Thais Klarge Minoda*

O Objetivo deste presente artigo é analisar o Jardim da Luz como um espaço de

sociabilidade entre os anos de 1870 a 1940 com o intuito de compreender as múltiplas

práticas sociais e culturais do espaço público mediadas pela cultura material. Neste

caso, analisaremos de que maneira os cartões postais e os relatos de viajantes

colaboraram para disseminar e afirmar imagens do Jardim da Luz como um espaço de

sociabilidade.

***

No Brasil, um dos primeiros espaços verdes existentes foi o Jardim da Luz em

São Paulo, criado pela Ordem régia de 19/12/1798, que autorizou a criação de três

viveiros de plantas: um no Recife, um no Rio de Janeiro e um em São Paulo. Os três

deveriam ser construídos nos moldes do que existia no Pará. (MARQUES, 1980, p. 12-

13 apud DIAS; OHTAKE, 2001, p. 24). Em 1800, Melo Castro, capitão general de São

Paulo, ordenou que se construísse um Horto Botânico com árvores exóticas e nativas

para distribuir para agricultores (DIAS; OTHAKE, 2001, p.24). Em 1825, o Horto

Botânico é transformado em Passeio Público e aberto à população.
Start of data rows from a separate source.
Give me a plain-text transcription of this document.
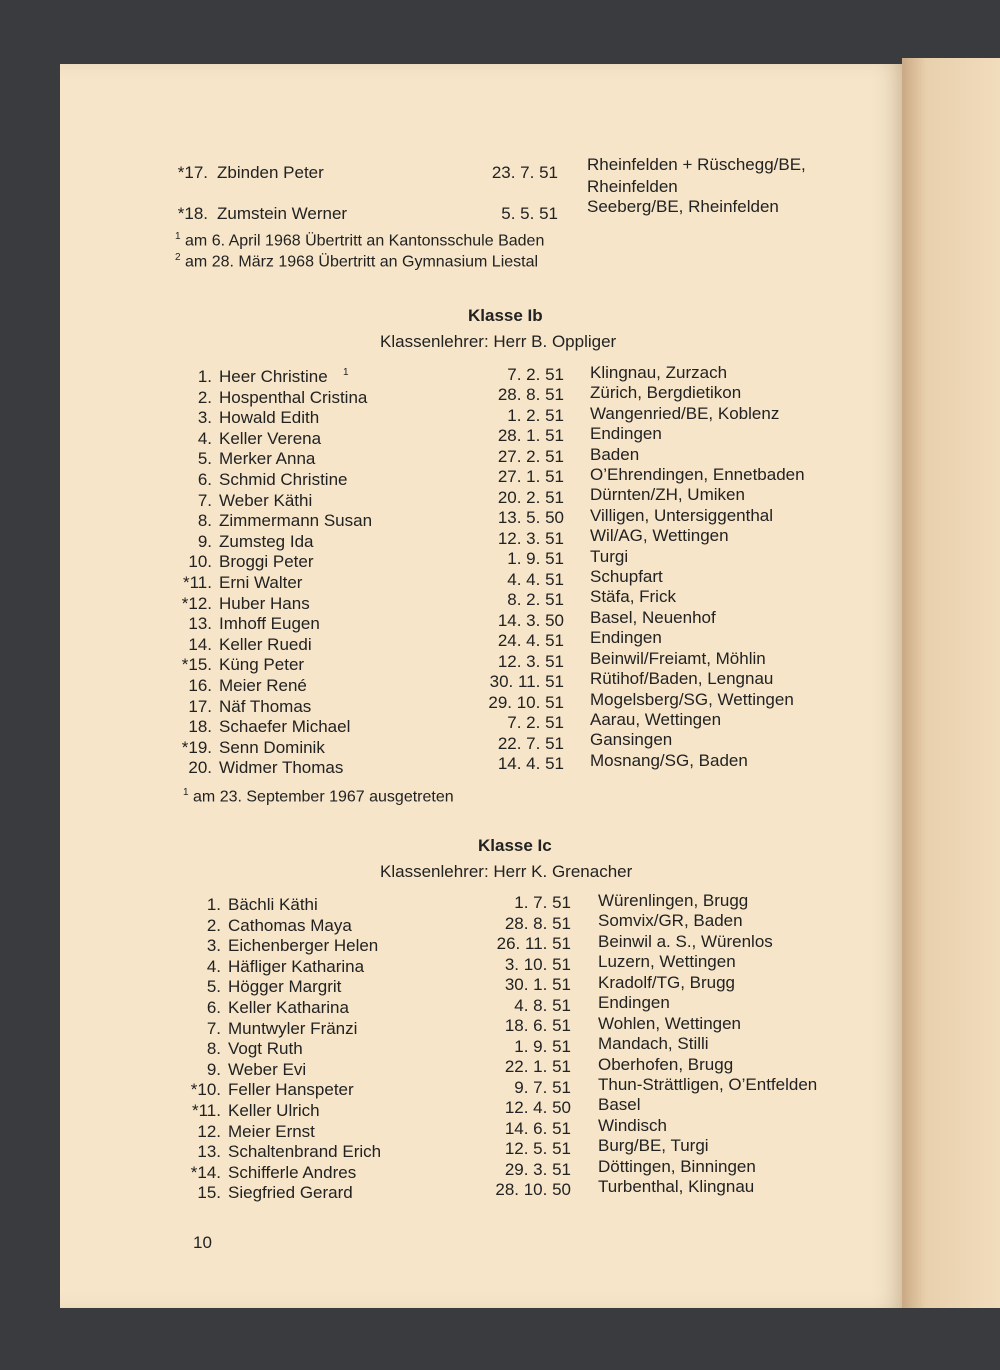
*17. Zbinden Peter	23. 7. 51 Rheinfelden + Rüschegg/BE,
Rheinfelden
*18. Zumstein Werner	5. 5. 51 Seeberg/BE, Rheinfelden
$^1$ am 6. April 1968 Übertritt an Kantonsschule Baden
$^2$ am 28. März 1968 Übertritt an Gymnasium Liestal
Klasse Ib
Klassenlehrer: Herr B. Oppliger
1. Heer Christine 1	7. 2. 51 Klingnau, Zurzach
2. Hospenthal Cristina	28. 8. 51 Zürich, Bergdietikon
3. Howald Edith	1. 2. 51 Wangenried/BE, Koblenz
4. Keller Verena	28. 1. 51 Endingen
5. Merker Anna	27. 2. 51 Baden
6. Schmid Christine	27. 1. 51 O’Ehrendingen, Ennetbaden
7. Weber Käthi	20. 2. 51 Dürnten/ZH, Umiken
8. Zimmermann Susan	13. 5. 50 Villigen, Untersiggenthal
9. Zumsteg Ida	12. 3. 51 Wil/AG, Wettingen
10. Broggi Peter	1. 9. 51 Turgi
*11. Erni Walter	4. 4. 51 Schupfart
*12. Huber Hans	8. 2. 51 Stäfa, Frick
13. Imhoff Eugen	14. 3. 50 Basel, Neuenhof
14. Keller Ruedi	24. 4. 51 Endingen
*15. Küng Peter	12. 3. 51 Beinwil/Freiamt, Möhlin
16. Meier René	30. 11. 51 Rütihof/Baden, Lengnau
17. Näf Thomas	29. 10. 51 Mogelsberg/SG, Wettingen
18. Schaefer Michael	7. 2. 51 Aarau, Wettingen
*19. Senn Dominik	22. 7. 51 Gansingen
20. Widmer Thomas	14. 4. 51 Mosnang/SG, Baden
$^1$ am 23. September 1967 ausgetreten
Klasse Ic
Klassenlehrer: Herr K. Grenacher
1. Bächli Käthi	1. 7. 51 Würenlingen, Brugg
2. Cathomas Maya	28. 8. 51 Somvix/GR, Baden
3. Eichenberger Helen	26. 11. 51 Beinwil a. S., Würenlos
4. Häfliger Katharina	3. 10. 51 Luzern, Wettingen
5. Högger Margrit	30. 1. 51 Kradolf/TG, Brugg
6. Keller Katharina	4. 8. 51 Endingen
7. Muntwyler Fränzi	18. 6. 51 Wohlen, Wettingen
8. Vogt Ruth	1. 9. 51 Mandach, Stilli
9. Weber Evi	22. 1. 51 Oberhofen, Brugg
*10. Feller Hanspeter	9. 7. 51 Thun-Strättligen, O’Entfelden
*11. Keller Ulrich	12. 4. 50 Basel
12. Meier Ernst	14. 6. 51 Windisch
13. Schaltenbrand Erich	12. 5. 51 Burg/BE, Turgi
*14. Schifferle Andres	29. 3. 51 Döttingen, Binningen
15. Siegfried Gerard	28. 10. 50 Turbenthal, Klingnau
10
A princípio, de acordo com as plantas do período, o Jardim apresentava uma

extensa área verde e seguia o modelo de um jardim francês: áreas simétricas, ângulos

retos, e utilização de ornamentos como espelho d’água e estátuas de mármore.

De acordo com relatos de viajantes, o local era uma das poucas atividades de

lazer em São Paulo e apresentava muitos problemas de infraestrutura, principalmente no

que diz respeito ao encanamento de água. De acordo com o relato de um viajante

Foi na tarde de 06 de março de 1830 ao Jardim botânico e logo ao entrar

ficou admirado, observando ele ter se transformado em pasto de gado, visto,

que encontrou, soltos, dentro do jardim, oito bois de gado e um cavalo, que

soube de outros trabalhadores pertencerem ao jardineiro alemão, que ali não

se achava quando chegou o Dr. Almeida Torres, que foi informado que o

abuso datava já de muito tempo, e no lugar onde estavam os bois havia feito

* Mestranda em História Social pela Faculdade de Filosofia, Letras e Ciências Humanas da Universidade

de São Paulo (FFLCH-USP).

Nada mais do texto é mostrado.